I am "all screwed", too! I can just about manage to go out every day. If I am really bad then I don't. My husband drives us and our 2 dogs to the fields where we mooch round slowly and the dogs have a good time sniffing, playing and tearing around like mad things with their doggie friends. Sometimes we drive about 20 miles to a lovely sandy beach where the dogs have a wonderful time.

After being out with the dogs I am usually fit for nothing! Unlike VG, my brain doesn't even function very

I belong to a choir but don't get there very regularly these days and quite often have missed so many rehearsals that I am unable to sing in the concerts.

If I do aim to go to choir practise, I have to lie down for about 3 hours in the afternoon and then it is a struggle to get up and get ready to go out, so I don't always manage it.

Very occasionally in the evenings, I can get a few very small jobs done like folding the clean laundry to put in the airing cupboard. Even a simple job like that leaves me exhausted! I did that last night and have to confess that I must have overdone it, as I didn't get out of bed until 10.00am! I haven't had my breakfast yet as I have to wait for my morning medication to go down ( blood thinning tabs and meds for oesophageal reflux) ... I take all the other meds and supplements with my breakfast.

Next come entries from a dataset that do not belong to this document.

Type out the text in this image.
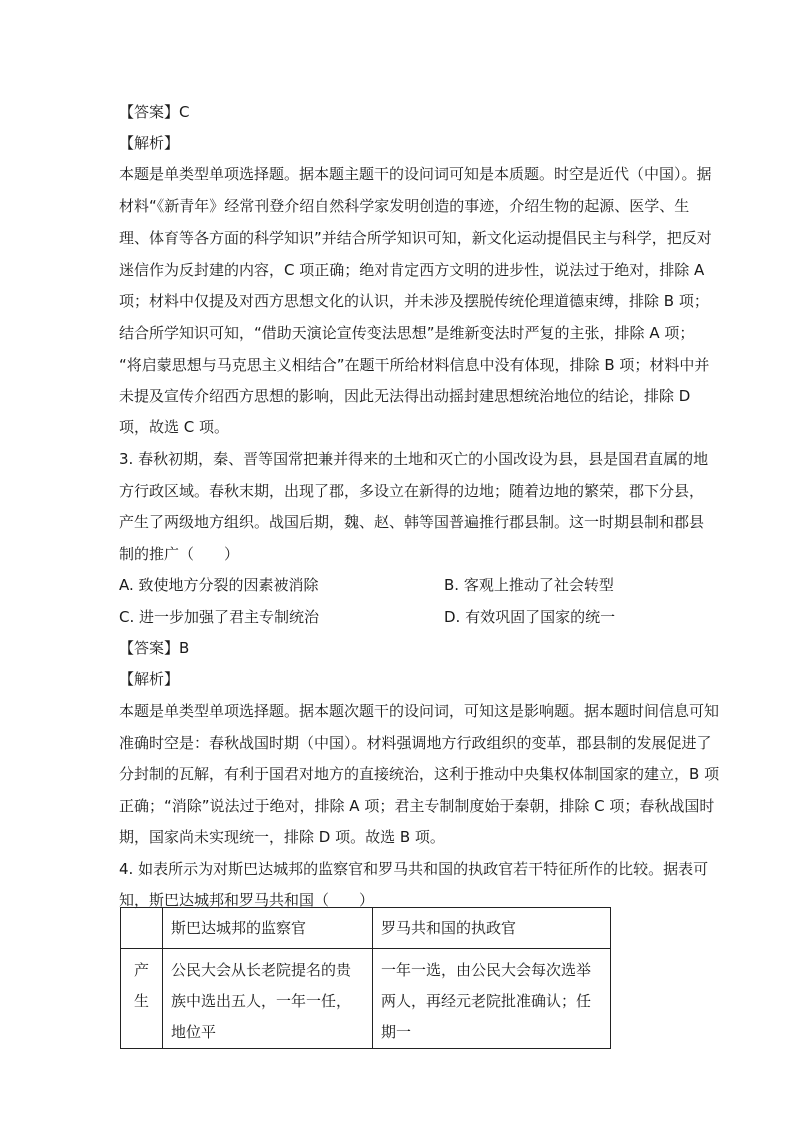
【答案】C
【解析】
本题是单类型单项选择题。据本题主题干的设问词可知是本质题。时空是近代（中国）。据
材料“《新青年》经常刊登介绍自然科学家发明创造的事迹，介绍生物的起源、医学、生
理、体育等各方面的科学知识”并结合所学知识可知，新文化运动提倡民主与科学，把反对
迷信作为反封建的内容，C 项正确；绝对肯定西方文明的进步性，说法过于绝对，排除 A
项；材料中仅提及对西方思想文化的认识，并未涉及摆脱传统伦理道德束缚，排除 B 项；
结合所学知识可知，“借助天演论宣传变法思想”是维新变法时严复的主张，排除 A 项；
“将启蒙思想与马克思主义相结合”在题干所给材料信息中没有体现，排除 B 项；材料中并
未提及宣传介绍西方思想的影响，因此无法得出动摇封建思想统治地位的结论，排除 D
项，故选 C 项。
3. 春秋初期，秦、晋等国常把兼并得来的土地和灭亡的小国改设为县，县是国君直属的地
方行政区域。春秋末期，出现了郡，多设立在新得的边地；随着边地的繁荣，郡下分县，
产生了两级地方组织。战国后期，魏、赵、韩等国普遍推行郡县制。这一时期县制和郡县
制的推广（　　）
A. 致使地方分裂的因素被消除	B. 客观上推动了社会转型
C. 进一步加强了君主专制统治	D. 有效巩固了国家的统一
【答案】B
【解析】
本题是单类型单项选择题。据本题次题干的设问词，可知这是影响题。据本题时间信息可知
准确时空是：春秋战国时期（中国）。材料强调地方行政组织的变革，郡县制的发展促进了
分封制的瓦解，有利于国君对地方的直接统治，这利于推动中央集权体制国家的建立，B 项
正确；“消除”说法过于绝对，排除 A 项；君主专制制度始于秦朝，排除 C 项；春秋战国时
期，国家尚未实现统一，排除 D 项。故选 B 项。
4. 如表所示为对斯巴达城邦的监察官和罗马共和国的执政官若干特征所作的比较。据表可
知，斯巴达城邦和罗马共和国（　　）
	斯巴达城邦的监察官	罗马共和国的执政官

产生	公民大会从长老院提名的贵族中选出五人，一年一任，地位平	一年一选，由公民大会每次选举两人，再经元老院批准确认；任期一
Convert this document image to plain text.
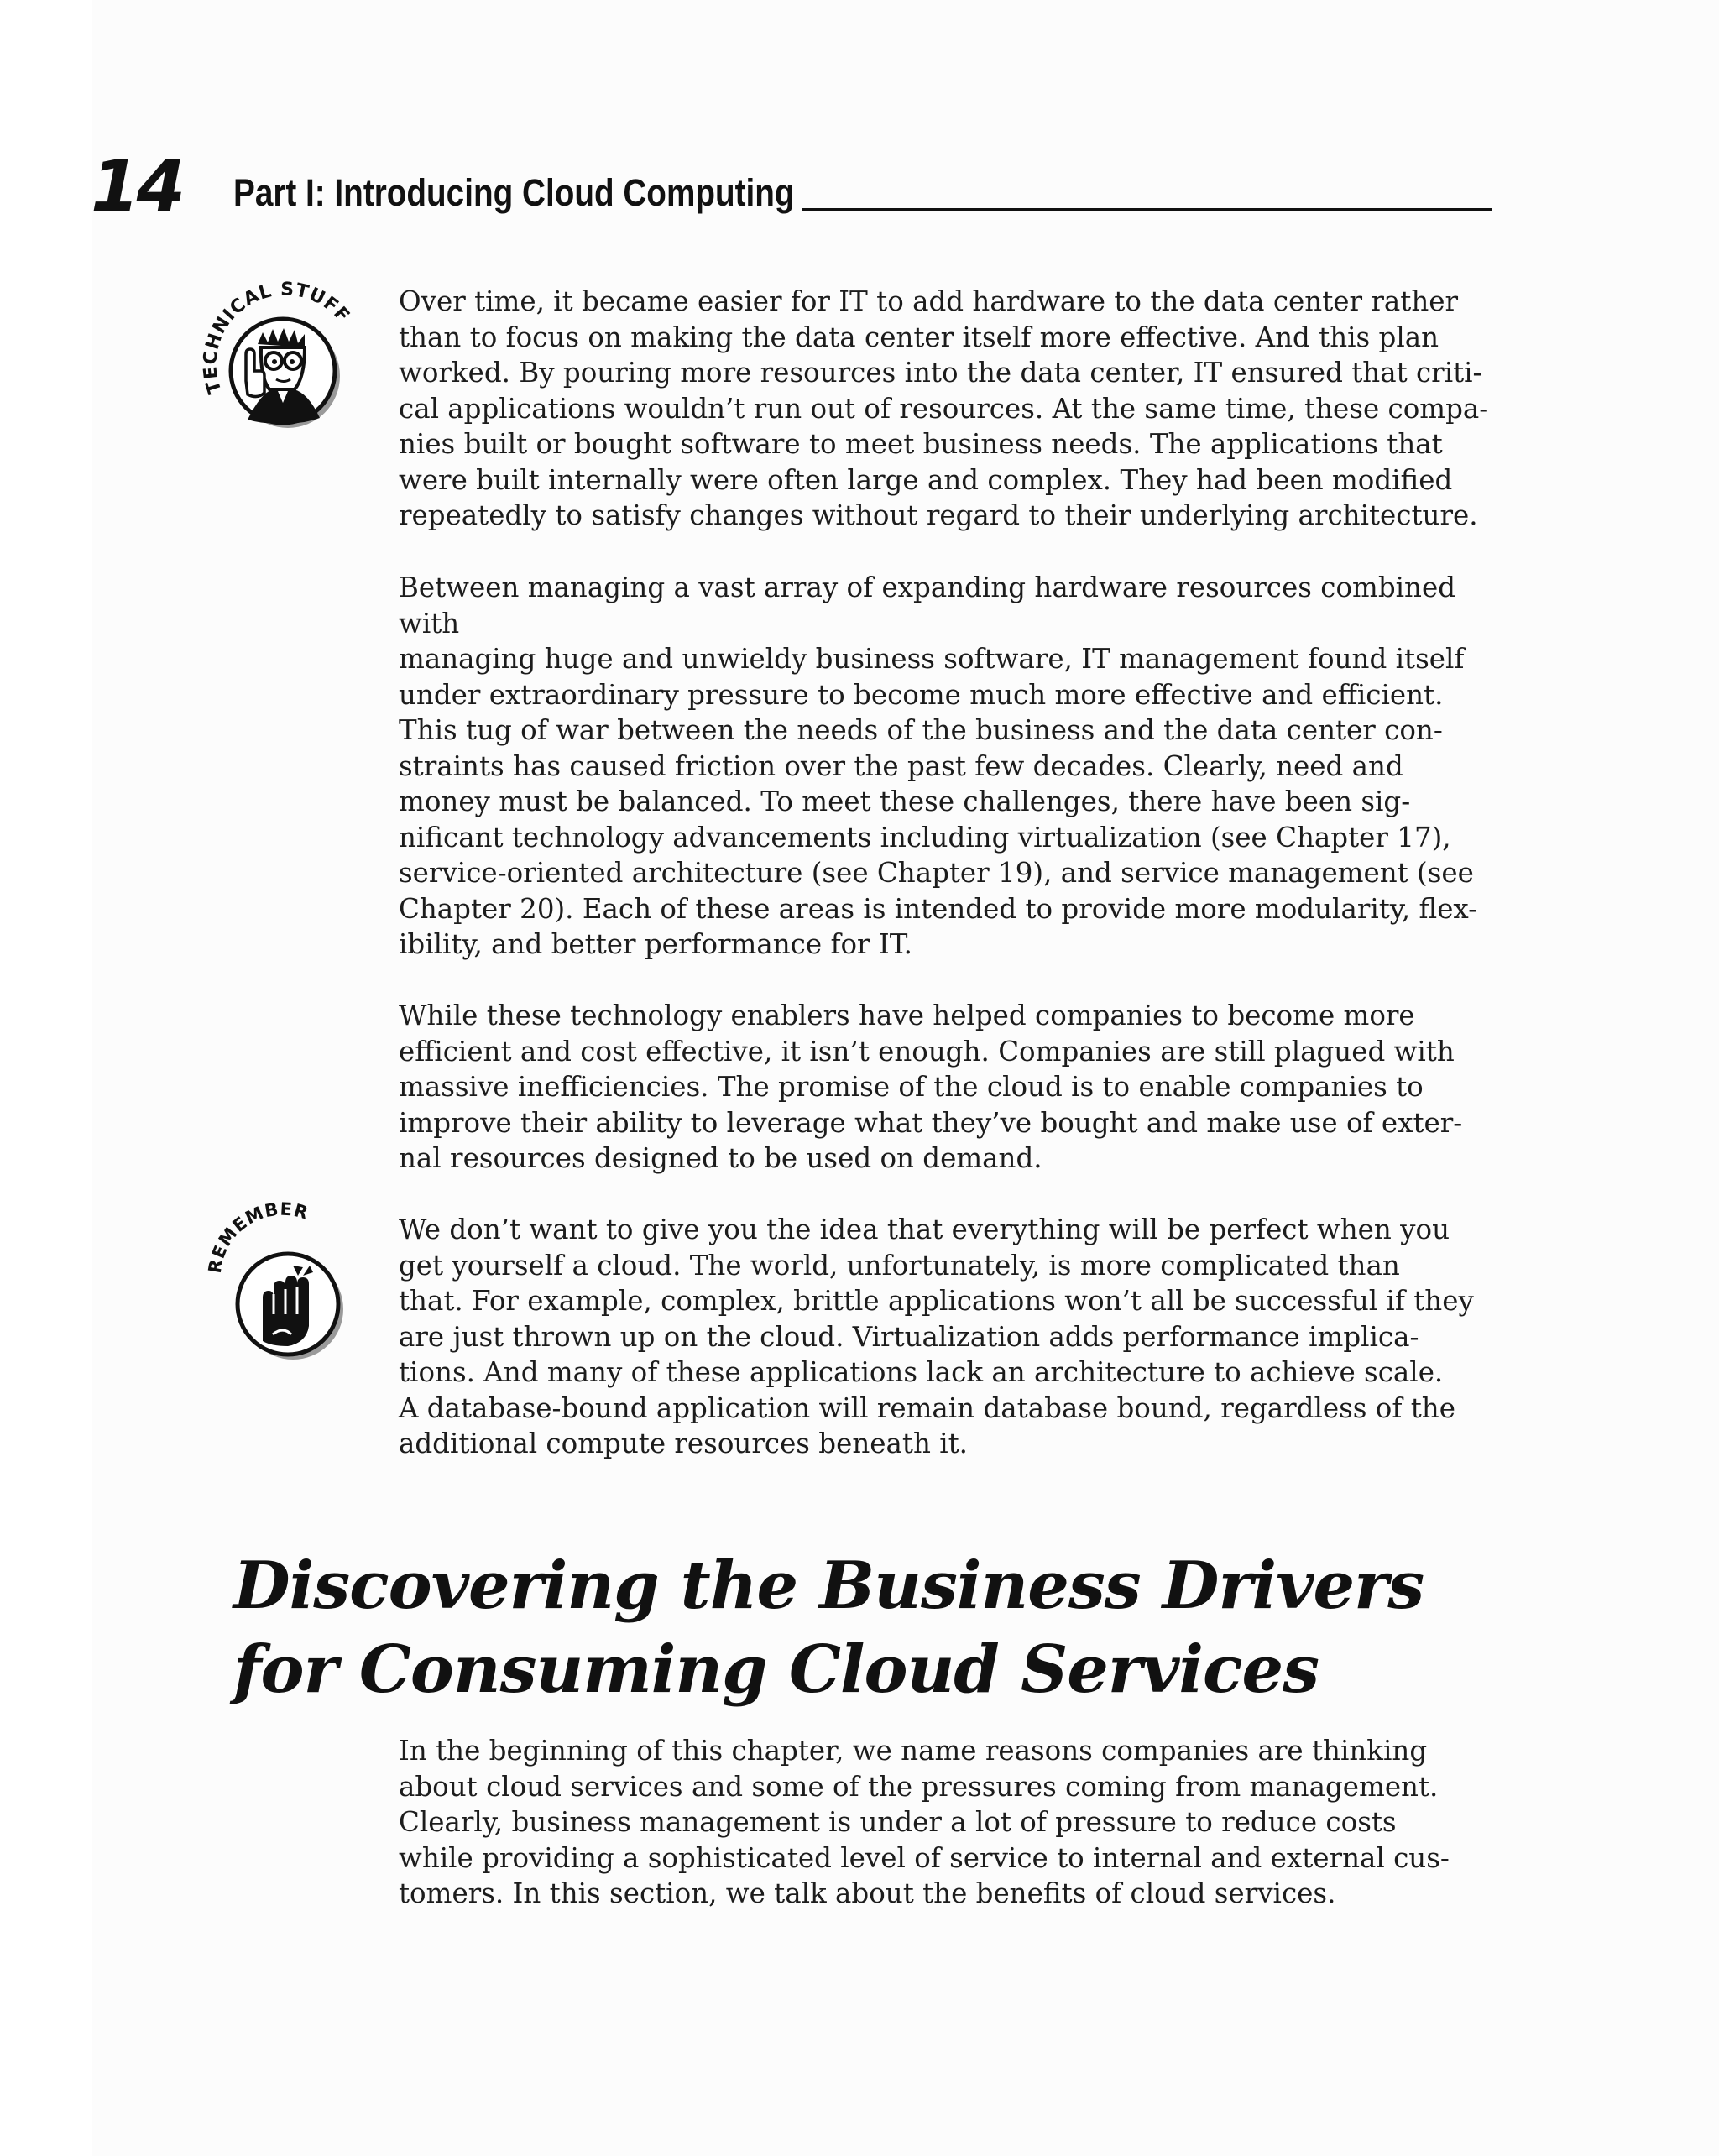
14 Part I: Introducing Cloud Computing
TECHNICAL STUFF
REMEMBER

Over time, it became easier for IT to add hardware to the data center rather
than to focus on making the data center itself more effective. And this plan
worked. By pouring more resources into the data center, IT ensured that criti-
cal applications wouldn’t run out of resources. At the same time, these compa-
nies built or bought software to meet business needs. The applications that
were built internally were often large and complex. They had been modified
repeatedly to satisfy changes without regard to their underlying architecture.

Between managing a vast array of expanding hardware resources combined with
managing huge and unwieldy business software, IT management found itself
under extraordinary pressure to become much more effective and efficient.

This tug of war between the needs of the business and the data center con-
straints has caused friction over the past few decades. Clearly, need and
money must be balanced. To meet these challenges, there have been sig-
nificant technology advancements including virtualization (see Chapter 17),
service-oriented architecture (see Chapter 19), and service management (see
Chapter 20). Each of these areas is intended to provide more modularity, flex-
ibility, and better performance for IT.

While these technology enablers have helped companies to become more
efficient and cost effective, it isn’t enough. Companies are still plagued with
massive inefficiencies. The promise of the cloud is to enable companies to
improve their ability to leverage what they’ve bought and make use of exter-
nal resources designed to be used on demand.

We don’t want to give you the idea that everything will be perfect when you
get yourself a cloud. The world, unfortunately, is more complicated than
that. For example, complex, brittle applications won’t all be successful if they
are just thrown up on the cloud. Virtualization adds performance implica-
tions. And many of these applications lack an architecture to achieve scale.
A database-bound application will remain database bound, regardless of the
additional compute resources beneath it.

Discovering the Business Drivers
for Consuming Cloud Services

In the beginning of this chapter, we name reasons companies are thinking
about cloud services and some of the pressures coming from management.
Clearly, business management is under a lot of pressure to reduce costs
while providing a sophisticated level of service to internal and external cus-
tomers. In this section, we talk about the benefits of cloud services.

I used to work with Fibromyalgia but took early retirement when I was 50 and I have got worse over the years...pain-wise and lacking in energy.

Like VG, I have extensive osteo arthritis so that causes quite a lot of my pain.

It is a grand life, isn't it?!

Many thanks, Mdaisy, for posting the info. It does make sense but, as VG says, when we have other health issues they have to be taken into account, too.

Love and warm hugs to you, Mdaisy, and all who read this.

Saskia XX


Agree with all this!

Like VG I have arthritis too, but before that developed I would set about jobs with all engines firing and then conk out.

Four years ago, I did a 'Race for life', finished the 5km course at a slow jog and felt very proud of myself. For two weeks afterwards I wobbled when I walked and couldn't think straight - I was even too tired to eat!

This is a big come-down from my thirties, when I did five marathons, each in a good time of around three hours. I was a classy athlete in those days, and tremendously fit - ah well, I've had my day, so I should be grateful! Now I'm around the scale of 4, which is not bad, and I am thankful for that.

Well girls, as VG says, it's the price we pay for genius!